Gatos japoneses

Incomodam-me os gatos. São admiráveis na sua elegância, feitos de gestos coreográficos, bailarinos acrobáticos, matizados com distinção. São lindos. Mas incomodam-me. Sei que é porque não lido bem com os seus súbitos ataques. Essas repentinas ideias predadoras que lhes passam pelas cabeças malucas e os põem em fúria contra seja quem for. Só de estar, sou escolhido normalmente pelos gatos para vítima. Nem que lhes dê comida ou os afague, se precisarem de afiar as unhas vão querer as minhas costas.

Em Tóquio podemos tomar chá num bar de gatos. Enfim, um lugar meio estranho e algo decadente onde umas dezenas desses felinos se espalham livremente, cheios de aconchegos e estruturas trepantes para que se sintam felizes. A clientela, entre alguns turistas sempre coscuvilheiros, é composta sobretudo por uma certa trupe solitária que busca na mística complexa do gato um afecto importante para a urbanidade desafiadora da cidade.

Os gatos amam sobretudo por interesse. São oportunistas e mudam de dono se perderem as condições que consideram necessárias para o seu bem-estar. A sua fidelidade depende da estabilidade das benesses e do sossego. De facto, um indivíduo que se veja desalojado e vá viver para debaixo da ponte dificilmente convence o seu gato a acompanhá-lo na vida. Isso já não se passa com os cães, que padecem solidariamente com os donos, invariavelmente capazes de uma alegria sincera apenas por permanecerem juntos.

Neste sentido, dizer que alguém colmata a solidão com um avaro carinho de gato num bar induz a uma tristeza profunda. Suponho que pessoas procurem estas experiências para se sentirem especiais, porque há o mito de que os gatos é que escolhem, como se escolhessem bem, como se escolhessem os melhores. Isso é uma treta. Os gatos escolhem os que aparentam ser mais generosos, aqueles que com facilidade lhes concedam o que querem.

No âmbito das gravações do novo documentário do Miguel Gonçalves Mendes, pensei acerca do que me poderia ser incómodo e entristecedor em Tóquio e propus que avançássemos para o chá dos gatos. A propensão para espirrar com os pêlos deles pelo ar, a probabilidade de ser ferrado, arranhado, cego ou, no mínimo, ameaçado era tremenda. De todo o modo, não me interessavam os gatos, antes os clientes. E entendi logo que o sistema é ainda mais perverso do que previa. Por trezentos ienes compram-se umas pequenas caixas de peixe meio seco, iguaria que atrai os bichos como a melhor das flautas encantadas. O que descamba num jogo de corrupção pela gula que desencadeia facilmente uma competição entre os solitários clientes que, para se terem rodeados de gatos, seguem comprando e oferecendo os iscos. Põem-se os bichos a barafustar uns com os outros, assanhados aqui e ali, uma e outra vez, a reclamarem dos velhotes mais serviço, mais comida. Ocorreu-me que, sem sexo, aquele bar prostitui os gatos. Ficam bailando, aquelas caudas a passar nas pernas e nos pescoços de quem entra, pagos a lascas de peixe como se de dinheiro se tratasse. Dinheiro de gato, claro.

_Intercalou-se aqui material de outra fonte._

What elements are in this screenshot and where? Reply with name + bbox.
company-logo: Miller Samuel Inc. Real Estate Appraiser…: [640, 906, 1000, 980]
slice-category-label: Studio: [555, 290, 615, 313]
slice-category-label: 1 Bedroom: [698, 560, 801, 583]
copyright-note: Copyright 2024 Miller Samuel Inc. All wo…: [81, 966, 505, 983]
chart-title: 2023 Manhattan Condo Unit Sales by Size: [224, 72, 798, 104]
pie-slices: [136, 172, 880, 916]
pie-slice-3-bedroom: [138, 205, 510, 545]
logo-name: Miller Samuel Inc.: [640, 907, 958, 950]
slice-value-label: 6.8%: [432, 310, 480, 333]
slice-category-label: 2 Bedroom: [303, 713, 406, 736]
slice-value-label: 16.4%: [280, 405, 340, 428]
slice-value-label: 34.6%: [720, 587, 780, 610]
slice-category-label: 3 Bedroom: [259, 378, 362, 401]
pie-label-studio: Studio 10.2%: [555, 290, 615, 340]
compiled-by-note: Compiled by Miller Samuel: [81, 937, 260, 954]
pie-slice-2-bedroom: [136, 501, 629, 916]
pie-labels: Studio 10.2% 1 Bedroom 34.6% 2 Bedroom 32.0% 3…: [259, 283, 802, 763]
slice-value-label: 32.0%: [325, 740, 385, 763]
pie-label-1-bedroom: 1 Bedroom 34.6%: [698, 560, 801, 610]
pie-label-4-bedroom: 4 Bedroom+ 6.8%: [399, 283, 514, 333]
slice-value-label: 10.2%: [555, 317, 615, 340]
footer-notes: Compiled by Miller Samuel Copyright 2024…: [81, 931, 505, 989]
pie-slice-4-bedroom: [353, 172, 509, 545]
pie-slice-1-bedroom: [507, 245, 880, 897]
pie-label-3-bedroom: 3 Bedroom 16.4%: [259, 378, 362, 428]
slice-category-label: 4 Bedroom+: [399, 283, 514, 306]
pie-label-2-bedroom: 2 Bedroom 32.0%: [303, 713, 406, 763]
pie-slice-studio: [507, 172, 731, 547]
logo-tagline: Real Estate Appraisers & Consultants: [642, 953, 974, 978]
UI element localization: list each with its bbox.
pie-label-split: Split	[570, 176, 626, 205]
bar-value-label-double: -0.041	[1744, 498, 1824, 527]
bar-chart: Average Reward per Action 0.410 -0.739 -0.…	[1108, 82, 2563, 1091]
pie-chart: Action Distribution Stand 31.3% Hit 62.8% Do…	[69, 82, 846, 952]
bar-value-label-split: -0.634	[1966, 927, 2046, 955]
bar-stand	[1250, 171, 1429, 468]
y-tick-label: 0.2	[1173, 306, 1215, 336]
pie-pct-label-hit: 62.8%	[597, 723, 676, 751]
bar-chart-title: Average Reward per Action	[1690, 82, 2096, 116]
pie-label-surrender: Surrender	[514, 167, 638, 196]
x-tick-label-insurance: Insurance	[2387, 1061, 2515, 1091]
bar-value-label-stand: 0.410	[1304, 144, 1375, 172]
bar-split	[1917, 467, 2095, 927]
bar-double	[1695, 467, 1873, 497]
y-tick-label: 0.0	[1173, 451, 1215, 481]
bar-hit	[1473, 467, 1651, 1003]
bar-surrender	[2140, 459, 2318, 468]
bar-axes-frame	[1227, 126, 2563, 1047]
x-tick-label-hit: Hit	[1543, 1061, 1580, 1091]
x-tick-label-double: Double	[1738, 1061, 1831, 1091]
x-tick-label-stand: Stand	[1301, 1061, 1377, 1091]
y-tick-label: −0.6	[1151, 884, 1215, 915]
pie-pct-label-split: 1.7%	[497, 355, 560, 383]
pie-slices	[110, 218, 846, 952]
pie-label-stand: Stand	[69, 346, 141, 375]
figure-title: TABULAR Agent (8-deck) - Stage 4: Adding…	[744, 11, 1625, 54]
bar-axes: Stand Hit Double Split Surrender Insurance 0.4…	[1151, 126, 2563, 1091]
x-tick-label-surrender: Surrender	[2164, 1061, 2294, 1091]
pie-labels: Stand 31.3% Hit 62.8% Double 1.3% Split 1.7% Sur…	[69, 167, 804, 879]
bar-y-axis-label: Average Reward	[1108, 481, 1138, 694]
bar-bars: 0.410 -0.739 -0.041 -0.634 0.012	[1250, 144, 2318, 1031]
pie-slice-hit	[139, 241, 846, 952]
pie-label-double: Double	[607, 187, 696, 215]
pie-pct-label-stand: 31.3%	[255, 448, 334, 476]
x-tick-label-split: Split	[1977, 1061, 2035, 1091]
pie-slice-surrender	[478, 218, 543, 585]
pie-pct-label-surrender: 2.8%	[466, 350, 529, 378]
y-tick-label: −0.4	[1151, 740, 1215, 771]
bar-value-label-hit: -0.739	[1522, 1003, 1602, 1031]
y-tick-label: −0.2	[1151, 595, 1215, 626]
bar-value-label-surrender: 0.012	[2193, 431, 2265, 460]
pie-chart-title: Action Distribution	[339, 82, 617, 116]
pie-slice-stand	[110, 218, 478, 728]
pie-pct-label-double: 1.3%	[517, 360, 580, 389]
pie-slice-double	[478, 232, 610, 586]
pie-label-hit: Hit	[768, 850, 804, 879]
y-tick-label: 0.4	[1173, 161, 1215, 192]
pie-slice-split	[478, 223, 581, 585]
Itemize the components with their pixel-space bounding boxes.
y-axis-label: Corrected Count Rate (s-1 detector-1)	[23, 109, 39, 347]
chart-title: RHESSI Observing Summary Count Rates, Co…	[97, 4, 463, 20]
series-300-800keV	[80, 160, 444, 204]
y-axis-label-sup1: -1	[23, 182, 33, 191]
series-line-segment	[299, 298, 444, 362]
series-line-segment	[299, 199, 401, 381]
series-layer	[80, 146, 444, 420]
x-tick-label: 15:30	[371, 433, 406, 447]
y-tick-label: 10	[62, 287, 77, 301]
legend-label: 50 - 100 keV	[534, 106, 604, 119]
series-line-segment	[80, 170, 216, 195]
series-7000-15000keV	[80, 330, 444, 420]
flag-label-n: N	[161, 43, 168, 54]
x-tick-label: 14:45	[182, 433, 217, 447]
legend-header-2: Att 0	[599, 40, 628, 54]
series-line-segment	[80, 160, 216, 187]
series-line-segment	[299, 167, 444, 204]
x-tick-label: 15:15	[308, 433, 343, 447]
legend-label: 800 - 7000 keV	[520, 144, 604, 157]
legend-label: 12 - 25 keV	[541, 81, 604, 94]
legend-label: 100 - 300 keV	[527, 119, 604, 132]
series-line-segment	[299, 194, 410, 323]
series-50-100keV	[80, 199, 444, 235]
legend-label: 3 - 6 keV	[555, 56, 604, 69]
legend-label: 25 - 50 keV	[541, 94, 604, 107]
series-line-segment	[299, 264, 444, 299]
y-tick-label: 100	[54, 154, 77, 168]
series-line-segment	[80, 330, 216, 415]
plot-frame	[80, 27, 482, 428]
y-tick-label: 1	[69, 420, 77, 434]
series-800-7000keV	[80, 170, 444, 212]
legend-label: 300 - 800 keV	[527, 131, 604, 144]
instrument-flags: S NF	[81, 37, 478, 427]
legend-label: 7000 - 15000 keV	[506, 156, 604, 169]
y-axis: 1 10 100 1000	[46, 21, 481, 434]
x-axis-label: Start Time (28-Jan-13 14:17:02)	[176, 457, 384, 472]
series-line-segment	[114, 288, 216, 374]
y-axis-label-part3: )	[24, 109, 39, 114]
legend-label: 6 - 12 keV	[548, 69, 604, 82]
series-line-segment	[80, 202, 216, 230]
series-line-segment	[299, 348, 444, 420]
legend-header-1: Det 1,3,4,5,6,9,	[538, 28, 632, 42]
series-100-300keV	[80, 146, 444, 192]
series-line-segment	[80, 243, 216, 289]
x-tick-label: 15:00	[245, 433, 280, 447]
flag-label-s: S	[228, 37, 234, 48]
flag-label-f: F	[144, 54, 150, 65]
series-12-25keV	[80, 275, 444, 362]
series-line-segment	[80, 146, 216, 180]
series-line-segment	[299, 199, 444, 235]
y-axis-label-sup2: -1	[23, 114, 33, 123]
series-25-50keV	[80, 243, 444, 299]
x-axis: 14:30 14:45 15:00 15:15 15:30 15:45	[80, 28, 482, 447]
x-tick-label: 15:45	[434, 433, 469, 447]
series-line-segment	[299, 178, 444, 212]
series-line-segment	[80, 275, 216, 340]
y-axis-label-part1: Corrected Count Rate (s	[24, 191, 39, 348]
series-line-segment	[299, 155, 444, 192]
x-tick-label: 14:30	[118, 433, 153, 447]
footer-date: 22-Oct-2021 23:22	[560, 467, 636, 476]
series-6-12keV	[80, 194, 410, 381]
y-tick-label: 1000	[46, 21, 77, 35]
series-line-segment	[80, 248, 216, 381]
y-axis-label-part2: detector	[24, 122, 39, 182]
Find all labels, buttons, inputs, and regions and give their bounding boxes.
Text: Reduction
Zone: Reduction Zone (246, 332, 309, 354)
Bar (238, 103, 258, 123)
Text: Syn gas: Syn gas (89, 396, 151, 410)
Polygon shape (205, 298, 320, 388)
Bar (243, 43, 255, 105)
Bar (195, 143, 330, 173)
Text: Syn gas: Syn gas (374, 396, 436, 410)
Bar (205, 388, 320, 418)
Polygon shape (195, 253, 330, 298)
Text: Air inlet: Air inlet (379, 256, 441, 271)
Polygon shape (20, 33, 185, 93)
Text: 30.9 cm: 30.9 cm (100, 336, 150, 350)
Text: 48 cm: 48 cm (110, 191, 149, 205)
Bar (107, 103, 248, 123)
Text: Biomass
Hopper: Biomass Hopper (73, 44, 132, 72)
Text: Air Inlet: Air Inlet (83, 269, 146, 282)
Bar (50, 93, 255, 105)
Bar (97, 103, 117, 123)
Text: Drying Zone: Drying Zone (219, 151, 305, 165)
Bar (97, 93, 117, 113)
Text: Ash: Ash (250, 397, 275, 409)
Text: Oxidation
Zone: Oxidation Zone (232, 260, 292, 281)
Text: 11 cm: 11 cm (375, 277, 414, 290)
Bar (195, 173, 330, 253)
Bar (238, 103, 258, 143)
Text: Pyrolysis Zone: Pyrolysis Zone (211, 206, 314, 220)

Esmagadora, Tóquio não é uma cidade desumana. Por mais futurista ou espessa, não perdeu um bem-estar incomum em lugares de grande dimensão. Temos sempre a impressão de que são bem possíveis aquelas coisas clássicas do amor e da amizade. Assim, não é tão imediato que queiramos naturalizar estas bizarrias. Estive no bar a proteger-me como soube e a ponderar sobre esses japoneses que, cordiais como poucos povos do mundo, perdem contudo o caminho uns para os outros, praticando uma espécie de contemplação silente do mundo, passando pelo mundo numa míngua tão grande de tudo que a fugaz sedução de um gato desconhecido se assemelha a uma promessa profunda da sabedoria misteriosa da natureza.

Um gato escolheu o meu colo. Não o afaguei. Fiquei na dúvida se desentendeu que não me sinto confortável com gatos ou se, por isso mesmo, me veio provocar. Era magrito e bonito. Não desgostei, fiquei apenas muito desconfiado.